Keel tried to clear his throat, finding it painfully restricted. Islanders would have to learn about this development, of course. He began to see Ale's problem - the Merman problem. They had made a mistake in not sharing this development earlier. Or had they?

"We have other things to see," Ale said. "I think the gymnasium next because it's closest. That's where we're training our astronauts."

Keel had been turning slightly as she spoke, scanning the curve of screens across the room. His mind was only partly focused on Ale's words and he heard them almost as an afterthought. He lurched and stumbled into her, only her strong grip on his arm kept him steady.

"I know you're going after the hyb tanks," he said.

"Ship would not have left them in orbit if it was not intended for us to have them, Ward."

So that's why you're building your barriers and recovering solid ground above the sea."

"We can launch rockets from down here but that's not the best way," she said. "We need a solid base above the sea."

"What will you do with the contents of the tanks?"

"If the records are correct, and we've no reason to doubt them, then the riches of life in those tanks will put us back on a human path - a human way."

"What's a human way?" he asked.

"Why, it's ... Ward, the life forms in those tanks can ..."

"I've studied the records.
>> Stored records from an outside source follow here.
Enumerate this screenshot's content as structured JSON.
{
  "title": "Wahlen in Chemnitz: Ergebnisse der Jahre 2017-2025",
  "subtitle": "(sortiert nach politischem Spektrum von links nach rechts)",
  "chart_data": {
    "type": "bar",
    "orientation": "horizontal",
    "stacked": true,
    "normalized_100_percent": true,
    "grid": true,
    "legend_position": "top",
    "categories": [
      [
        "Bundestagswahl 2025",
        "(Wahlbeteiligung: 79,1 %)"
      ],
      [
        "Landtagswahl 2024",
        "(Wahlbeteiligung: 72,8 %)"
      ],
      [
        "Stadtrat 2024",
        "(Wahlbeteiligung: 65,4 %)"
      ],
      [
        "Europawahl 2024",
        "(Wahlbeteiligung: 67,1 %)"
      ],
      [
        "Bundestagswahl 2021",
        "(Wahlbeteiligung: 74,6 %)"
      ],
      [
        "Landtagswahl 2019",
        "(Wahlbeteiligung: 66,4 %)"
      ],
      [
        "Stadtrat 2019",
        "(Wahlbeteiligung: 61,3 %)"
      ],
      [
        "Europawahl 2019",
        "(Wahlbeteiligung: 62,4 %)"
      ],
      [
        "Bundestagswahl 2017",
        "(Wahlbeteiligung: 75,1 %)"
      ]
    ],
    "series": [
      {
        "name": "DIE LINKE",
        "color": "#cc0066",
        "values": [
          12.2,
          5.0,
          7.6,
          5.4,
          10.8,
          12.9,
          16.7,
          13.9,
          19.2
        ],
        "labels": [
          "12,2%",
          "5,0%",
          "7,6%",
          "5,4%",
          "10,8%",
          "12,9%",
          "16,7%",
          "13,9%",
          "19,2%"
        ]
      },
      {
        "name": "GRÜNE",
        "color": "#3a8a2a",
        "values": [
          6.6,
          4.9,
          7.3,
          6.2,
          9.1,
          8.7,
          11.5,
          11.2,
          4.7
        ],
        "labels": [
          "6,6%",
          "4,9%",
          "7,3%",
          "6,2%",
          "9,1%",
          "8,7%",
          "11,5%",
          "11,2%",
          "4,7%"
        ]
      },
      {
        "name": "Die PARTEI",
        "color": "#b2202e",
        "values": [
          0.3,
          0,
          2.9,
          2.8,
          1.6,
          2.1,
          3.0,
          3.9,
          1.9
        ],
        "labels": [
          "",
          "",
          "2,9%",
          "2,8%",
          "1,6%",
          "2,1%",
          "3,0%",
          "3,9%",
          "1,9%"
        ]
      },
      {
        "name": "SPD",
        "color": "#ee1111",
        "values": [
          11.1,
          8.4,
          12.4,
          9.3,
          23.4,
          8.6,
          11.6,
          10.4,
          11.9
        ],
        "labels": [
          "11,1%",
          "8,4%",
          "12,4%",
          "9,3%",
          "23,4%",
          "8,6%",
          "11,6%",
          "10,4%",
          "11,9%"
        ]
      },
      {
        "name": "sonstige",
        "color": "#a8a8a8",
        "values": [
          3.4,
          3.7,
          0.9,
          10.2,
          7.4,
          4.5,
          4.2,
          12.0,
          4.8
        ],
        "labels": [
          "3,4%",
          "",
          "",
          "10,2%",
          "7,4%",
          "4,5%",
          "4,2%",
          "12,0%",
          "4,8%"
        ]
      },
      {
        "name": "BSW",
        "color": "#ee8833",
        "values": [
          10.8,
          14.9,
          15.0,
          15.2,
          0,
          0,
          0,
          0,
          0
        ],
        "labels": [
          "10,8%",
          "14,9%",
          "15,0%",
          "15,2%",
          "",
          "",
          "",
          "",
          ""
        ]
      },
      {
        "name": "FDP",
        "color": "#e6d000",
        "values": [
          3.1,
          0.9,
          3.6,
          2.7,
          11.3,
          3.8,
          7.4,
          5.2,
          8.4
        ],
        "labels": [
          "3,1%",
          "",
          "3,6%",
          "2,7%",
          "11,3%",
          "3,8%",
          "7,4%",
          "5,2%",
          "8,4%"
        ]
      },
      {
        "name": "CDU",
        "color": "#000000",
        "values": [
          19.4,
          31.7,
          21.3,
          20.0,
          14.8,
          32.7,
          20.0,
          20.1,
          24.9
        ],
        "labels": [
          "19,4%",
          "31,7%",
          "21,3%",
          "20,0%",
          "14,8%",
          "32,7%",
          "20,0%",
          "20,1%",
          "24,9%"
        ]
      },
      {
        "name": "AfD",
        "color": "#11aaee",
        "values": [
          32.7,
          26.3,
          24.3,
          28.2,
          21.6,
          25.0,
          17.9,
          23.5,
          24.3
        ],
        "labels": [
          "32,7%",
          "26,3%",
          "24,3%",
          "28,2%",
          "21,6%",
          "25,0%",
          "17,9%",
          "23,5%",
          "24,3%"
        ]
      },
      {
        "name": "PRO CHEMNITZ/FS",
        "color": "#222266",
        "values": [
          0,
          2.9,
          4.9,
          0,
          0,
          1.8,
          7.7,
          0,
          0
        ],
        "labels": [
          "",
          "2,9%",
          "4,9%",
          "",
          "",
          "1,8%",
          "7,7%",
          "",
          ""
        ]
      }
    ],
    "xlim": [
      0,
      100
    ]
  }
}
What do you expect to gain on Pandora from, say, a rhesus monkey? Or a python? How will a mongoose benefit us?"

"Ward ... there are cows, pigs, chickens ..."

"And whales, how can they help us? Can they live compatibly with the kelp? You've pointed out the importance of the kelp ..."

"We won't know until we try it, will we?"

"As Chief Justice on the Committee on Vital Forms, and that is who you're addressing now, Kareen Ale, I must remind you that I have considered such questions before."

"Ship and our ancestors brought -"

"Why this sudden religious streak, Kareen? Ship and our ancestors brought chaos to Pandora. They did not consider the consequences of their actions. Look at me, Kareen! I am one of those consequences. Clones ... mutants ... I ask you, was it not Ship's purpose to teach us a hard lesson?"

"What lesson?"

"That there are some changes that can destroy us. You speak so glibly of a human way of life! Have you defined what it is to be human?"